The trial will also include evaluations of pharmacokinetics (PK) and pharmacodynamics (PD) to better understand how omaveloxolone behaves in younger patients’ bodies and to confirm dose selection.
A Community-Informed Approach
According to Biogen, the design of the BRAVE study has been deeply informed by input from global medical experts, trial investigators, and the FA patient advocacy community. This collaborative approach was essential in developing a trial that is both scientifically rigorous and sensitive to the needs and experiences of affected families.

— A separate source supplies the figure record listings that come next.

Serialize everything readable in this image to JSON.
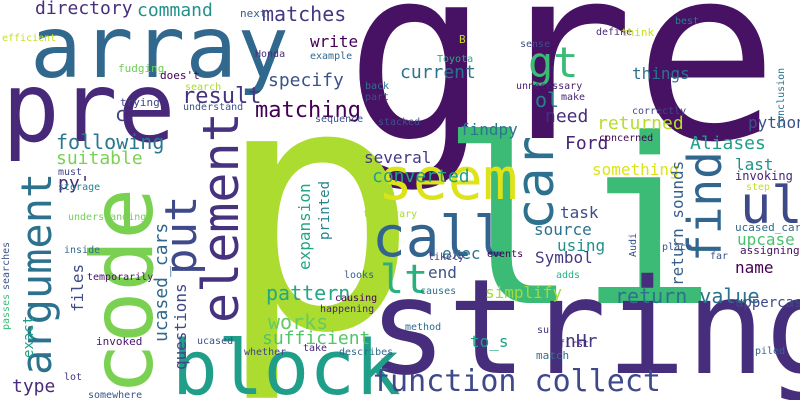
{
  "words": [
    {
      "text": "grep",
      "color": "#471164"
    },
    {
      "text": "p",
      "color": "#addc30"
    },
    {
      "text": "li",
      "color": "#3bbb75"
    },
    {
      "text": "string",
      "color": "#472e7c"
    },
    {
      "text": "array",
      "color": "#31688e"
    },
    {
      "text": "pre",
      "color": "#482878"
    },
    {
      "text": "code",
      "color": "#7ad151"
    },
    {
      "text": "block",
      "color": "#1f9e89"
    },
    {
      "text": "function collect",
      "color": "#3e4989"
    },
    {
      "text": "argument",
      "color": "#2c728e"
    },
    {
      "text": "element",
      "color": "#46327e"
    },
    {
      "text": "call",
      "color": "#32648e"
    },
    {
      "text": "seem",
      "color": "#dde318"
    },
    {
      "text": "car",
      "color": "#2c718e"
    },
    {
      "text": "ul",
      "color": "#3e4989"
    },
    {
      "text": "find",
      "color": "#31668e"
    },
    {
      "text": "gt",
      "color": "#3bbb75"
    },
    {
      "text": "put",
      "color": "#3e4a89"
    },
    {
      "text": "lt",
      "color": "#2ab07f"
    },
    {
      "text": "result",
      "color": "#46337e"
    },
    {
      "text": "matching",
      "color": "#440154"
    },
    {
      "text": "matches",
      "color": "#453781"
    },
    {
      "text": "command",
      "color": "#21918c"
    },
    {
      "text": "directory",
      "color": "#472e7c"
    },
    {
      "text": "write",
      "color": "#440154"
    },
    {
      "text": "specify",
      "color": "#3b528b"
    },
    {
      "text": "current",
      "color": "#2c728e"
    },
    {
      "text": "ol",
      "color": "#27808e"
    },
    {
      "text": "following",
      "color": "#2a778e"
    },
    {
      "text": "suitable",
      "color": "#7ad151"
    },
    {
      "text": "c",
      "color": "#414487"
    },
    {
      "text": "need",
      "color": "#472d7b"
    },
    {
      "text": "findpy",
      "color": "#2a768e"
    },
    {
      "text": "returned",
      "color": "#b5de2b"
    },
    {
      "text": "Ford",
      "color": "#482475"
    },
    {
      "text": "python",
      "color": "#3b528b"
    },
    {
      "text": "Aliases",
      "color": "#1f9e89"
    },
    {
      "text": "things",
      "color": "#2c718e"
    },
    {
      "text": "several",
      "color": "#443a83"
    },
    {
      "text": "something",
      "color": "#dde318"
    },
    {
      "text": "last",
      "color": "#20928c"
    },
    {
      "text": "invoking",
      "color": "#482475"
    },
    {
      "text": "converted",
      "color": "#1fa088"
    },
    {
      "text": "task",
      "color": "#3e4a89"
    },
    {
      "text": "source",
      "color": "#2c728e"
    },
    {
      "text": "using",
      "color": "#21908d"
    },
    {
      "text": "upcase",
      "color": "#4ac16d"
    },
    {
      "text": "name",
      "color": "#440154"
    },
    {
      "text": "Symbol",
      "color": "#453882"
    },
    {
      "text": "exec",
      "color": "#2a768e"
    },
    {
      "text": "return value",
      "color": "#2c728e"
    },
    {
      "text": "end",
      "color": "#3b528b"
    },
    {
      "text": "simplify",
      "color": "#a2da37"
    },
    {
      "text": "pattern",
      "color": "#22a884"
    },
    {
      "text": "works",
      "color": "#65cb5e"
    },
    {
      "text": "sufficient",
      "color": "#52c569"
    },
    {
      "text": "to_s",
      "color": "#1fa188"
    },
    {
      "text": "nHr",
      "color": "#453882"
    },
    {
      "text": "questions",
      "color": "#404688"
    },
    {
      "text": "expansion",
      "color": "#22a884"
    },
    {
      "text": "printed",
      "color": "#25848e"
    },
    {
      "text": "ucased_cars",
      "color": "#31688e"
    },
    {
      "text": "files",
      "color": "#3e4a89"
    },
    {
      "text": "exact",
      "color": "#1f9e89"
    },
    {
      "text": "type",
      "color": "#472c7a"
    },
    {
      "text": "py'",
      "color": "#482878"
    },
    {
      "text": "return sounds",
      "color": "#355f8d"
    },
    {
      "text": "uppercased",
      "color": "#3e4989"
    },
    {
      "text": "ucased_cars'",
      "color": "#31688e"
    },
    {
      "text": "assigning",
      "color": "#470d60"
    },
    {
      "text": "next",
      "color": "#38598c"
    },
    {
      "text": "efficient",
      "color": "#c8e020"
    },
    {
      "text": "B",
      "color": "#c2df23"
    },
    {
      "text": "Honda",
      "color": "#472d7b"
    },
    {
      "text": "example",
      "color": "#31688e"
    },
    {
      "text": "fudging",
      "color": "#6ece58"
    },
    {
      "text": "does't",
      "color": "#440154"
    },
    {
      "text": "search",
      "color": "#a8db34"
    },
    {
      "text": "trying",
      "color": "#3f4788"
    },
    {
      "text": "understand",
      "color": "#3b528b"
    },
    {
      "text": "back",
      "color": "#2d708e"
    },
    {
      "text": "part",
      "color": "#3d4e8a"
    },
    {
      "text": "sequence",
      "color": "#3b528b"
    },
    {
      "text": "Toyota",
      "color": "#29af7f"
    },
    {
      "text": "unnecessary",
      "color": "#482173"
    },
    {
      "text": "define",
      "color": "#482878"
    },
    {
      "text": "sense",
      "color": "#3d4e8a"
    },
    {
      "text": "think",
      "color": "#c8e020"
    },
    {
      "text": "best",
      "color": "#287c8e"
    },
    {
      "text": "make",
      "color": "#482677"
    },
    {
      "text": "correctly",
      "color": "#3e4989"
    },
    {
      "text": "Conclusion",
      "color": "#2d708e"
    },
    {
      "text": "concerned",
      "color": "#440154"
    },
    {
      "text": "stacked",
      "color": "#3b528b"
    },
    {
      "text": "must",
      "color": "#404588"
    },
    {
      "text": "storage",
      "color": "#27808e"
    },
    {
      "text": "understanding",
      "color": "#73d056"
    },
    {
      "text": "inside",
      "color": "#2f6c8e"
    },
    {
      "text": "temporarily",
      "color": "#471164"
    },
    {
      "text": "searches",
      "color": "#3b528b"
    },
    {
      "text": "passes",
      "color": "#3bbb75"
    },
    {
      "text": "temporary",
      "color": "#a8db34"
    },
    {
      "text": "step",
      "color": "#c2df23"
    },
    {
      "text": "place",
      "color": "#3b528b"
    },
    {
      "text": "Audi",
      "color": "#3b528b"
    },
    {
      "text": "events",
      "color": "#440154"
    },
    {
      "text": "first",
      "color": "#482475"
    },
    {
      "text": "likely",
      "color": "#46337e"
    },
    {
      "text": "looks",
      "color": "#33628d"
    },
    {
      "text": "adds",
      "color": "#2ab07f"
    },
    {
      "text": "far",
      "color": "#3b528b"
    },
    {
      "text": "causes",
      "color": "#2c728e"
    },
    {
      "text": "causing",
      "color": "#440154"
    },
    {
      "text": "happening",
      "color": "#481f70"
    },
    {
      "text": "method",
      "color": "#2f6c8e"
    },
    {
      "text": "sure",
      "color": "#472d7b"
    },
    {
      "text": "match",
      "color": "#2c728e"
    },
    {
      "text": "invoked",
      "color": "#48186a"
    },
    {
      "text": "ucased",
      "color": "#3b528b"
    },
    {
      "text": "take",
      "color": "#482677"
    },
    {
      "text": "describes",
      "color": "#31688e"
    },
    {
      "text": "whether",
      "color": "#414487"
    },
    {
      "text": "lot",
      "color": "#453781"
    },
    {
      "text": "somewhere",
      "color": "#3b528b"
    },
    {
      "text": "piled",
      "color": "#31688e"
    }
  ]
}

Dr. Susan Perlman, Professor of Neurology and Director of the Ataxia Center at the David Geffen School of Medicine at UCLA, emphasized the importance of this clinical trial in filling the treatment gap for children:
“Early onset patients often have the most aggressive and fast-progressive form of Friedreich ataxia, and through the BRAVE study, we aim to determine the potential safety and efficacy of omaveloxolone for children living with the disease,” said Dr. Perlman. “This vulnerable population faces significant unmet need, with no approved treatments currently available.”
The FA community has long advocated for research that addresses the needs of pediatric patients, and this study could serve as a crucial milestone in achieving that goal.

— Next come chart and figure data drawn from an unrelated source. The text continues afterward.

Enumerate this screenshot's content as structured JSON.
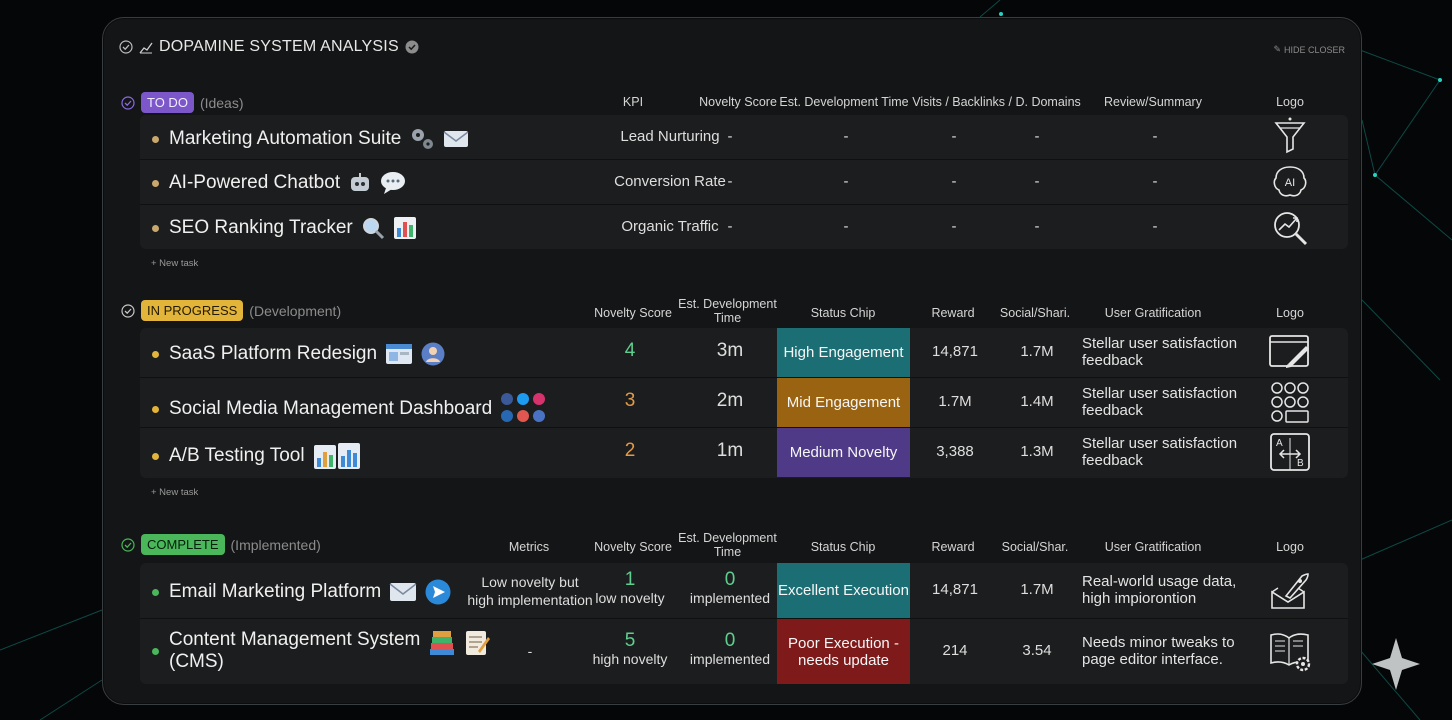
{
  "title": "DOPAMINE SYSTEM ANALYSIS",
  "hide_label": "HIDE CLOSER",
  "new_task_label": "+ New task",
  "todo": {
    "chip": "TO DO",
    "sub": "(Ideas)",
    "headers": [
      "KPI",
      "Novelty Score",
      "Est. Development Time",
      "Visits / Backlinks / D. Domains",
      "Review/Summary",
      "Logo"
    ],
    "rows": [
      {
        "name": "Marketing Automation Suite",
        "icons": [
          "gears-icon",
          "envelope-icon"
        ],
        "kpi": "Lead Nurturing",
        "novelty": "-",
        "time": "-",
        "v1": "-",
        "v2": "-",
        "review": "-",
        "logo": "funnel-icon"
      },
      {
        "name": "AI-Powered Chatbot",
        "icons": [
          "robot-icon",
          "speech-bubble-icon"
        ],
        "kpi": "Conversion Rate",
        "novelty": "-",
        "time": "-",
        "v1": "-",
        "v2": "-",
        "review": "-",
        "logo": "ai-brain-icon"
      },
      {
        "name": "SEO Ranking Tracker",
        "icons": [
          "magnifier-icon",
          "bar-chart-icon"
        ],
        "kpi": "Organic Traffic",
        "novelty": "-",
        "time": "-",
        "v1": "-",
        "v2": "-",
        "review": "-",
        "logo": "search-growth-icon"
      }
    ]
  },
  "progress": {
    "chip": "IN PROGRESS",
    "sub": "(Development)",
    "headers": [
      "Novelty Score",
      "Est. Development\nTime",
      "Status Chip",
      "Reward",
      "Social/Shari.",
      "User Gratification",
      "Logo"
    ],
    "rows": [
      {
        "name": "SaaS Platform Redesign",
        "icons": [
          "browser-window-icon",
          "user-avatar-icon"
        ],
        "novelty": "4",
        "novelty_color": "#5fcf8f",
        "time": "3m",
        "status": "High Engagement",
        "status_color": "#1a6e74",
        "reward": "14,871",
        "social": "1.7M",
        "grat": "Stellar user satisfaction feedback",
        "logo": "design-canvas-icon"
      },
      {
        "name": "Social Media Management Dashboard",
        "icons": [
          "social-cluster-icon"
        ],
        "novelty": "3",
        "novelty_color": "#e39a45",
        "time": "2m",
        "status": "Mid Engagement",
        "status_color": "#9a6311",
        "reward": "1.7M",
        "social": "1.4M",
        "grat": "Stellar user satisfaction feedback",
        "logo": "social-grid-icon"
      },
      {
        "name": "A/B Testing Tool",
        "icons": [
          "ab-charts-icon"
        ],
        "novelty": "2",
        "novelty_color": "#e39a45",
        "time": "1m",
        "status": "Medium Novelty",
        "status_color": "#4e3a86",
        "reward": "3,388",
        "social": "1.3M",
        "grat": "Stellar user satisfaction feedback",
        "logo": "ab-test-icon"
      }
    ]
  },
  "complete": {
    "chip": "COMPLETE",
    "sub": "(Implemented)",
    "headers": [
      "Metrics",
      "Novelty Score",
      "Est. Development\nTime",
      "Status Chip",
      "Reward",
      "Social/Shar.",
      "User Gratification",
      "Logo"
    ],
    "rows": [
      {
        "name": "Email Marketing Platform",
        "icons": [
          "envelope-icon",
          "send-icon"
        ],
        "metrics": "Low novelty but\nhigh implementation",
        "novelty": "1",
        "novelty_sub": "low novelty",
        "time": "0",
        "time_sub": "implemented",
        "status": "Excellent Execution",
        "status_color": "#1a6e74",
        "reward": "14,871",
        "social": "1.7M",
        "grat": "Real-world usage data,\nhigh impiorontion",
        "logo": "rocket-mail-icon"
      },
      {
        "name": "Content Management System\n(CMS)",
        "icons": [
          "books-icon",
          "memo-icon"
        ],
        "metrics": "-",
        "novelty": "5",
        "novelty_sub": "high novelty",
        "time": "0",
        "time_sub": "implemented",
        "status": "Poor Execution -\nneeds update",
        "status_color": "#7e1a1a",
        "reward": "214",
        "social": "3.54",
        "grat": "Needs minor tweaks to\npage editor interface.",
        "logo": "book-gear-icon"
      }
    ]
  }
}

Enrollment and Global Reach
Biogen has already initiated enrollment in the United States, with plans to expand the study across multiple countries as regulatory and ethics committee approvals are obtained. The company aims to establish BRAVE study sites around the globe, reflecting its commitment to inclusive research that captures diverse patient populations.
Individuals interested in participating in the trial are encouraged to consult with their healthcare providers. Additional details about the BRAVE study, including eligibility criteria and site locations, will become available as the global rollout progresses.
About Omaveloxolone and Friedreich Ataxia
Omaveloxolone is a first-in-class Nrf2 activator that works by reducing oxidative stress and inflammation—both of which are thought to contribute to the pathology of Friedreich ataxia. The drug’s mechanism of action involves targeting mitochondrial dysfunction, which plays a critical role in the disease’s progression.
Friedreich ataxia is caused by mutations in the FXN gene, which result in decreased expression of the frataxin protein. This deficit impairs mitochondrial function and leads to progressive damage to the nervous system, heart, and pancreas. There are an estimated 5,000–6,000 diagnosed cases in the United States, but the actual number of affected individuals may be higher due to underdiagnosis or misdiagnosis.
With SKYCLARYS already approved for use in patients aged 16 and older, expanding the therapeutic indication to include younger children through the BRAVE study could significantly alter the treatment landscape for FA by enabling earlier intervention, potentially slowing disease progression at a more critical stage of development.
Biogen’s initiation of the BRAVE Phase 3 trial marks a significant leap forward in the effort to bring hope to children and families affected by Friedreich ataxia. By focusing on early intervention in a population with the most severe disease progression, the company is not only addressing a major unmet need but also reinforcing its broader commitment to advancing therapies for rare and neurodegenerative diseases.
As enrollment expands and the study progresses, results from the BRAVE trial will be eagerly anticipated by clinicians, researchers, families, and advocacy groups who have long awaited effective treatment options for pediatric FA. Should the trial prove successful, omaveloxolone could become the first approved therapy for Friedreich ataxia in children, helping to shift the course of this challenging and often devastating condition.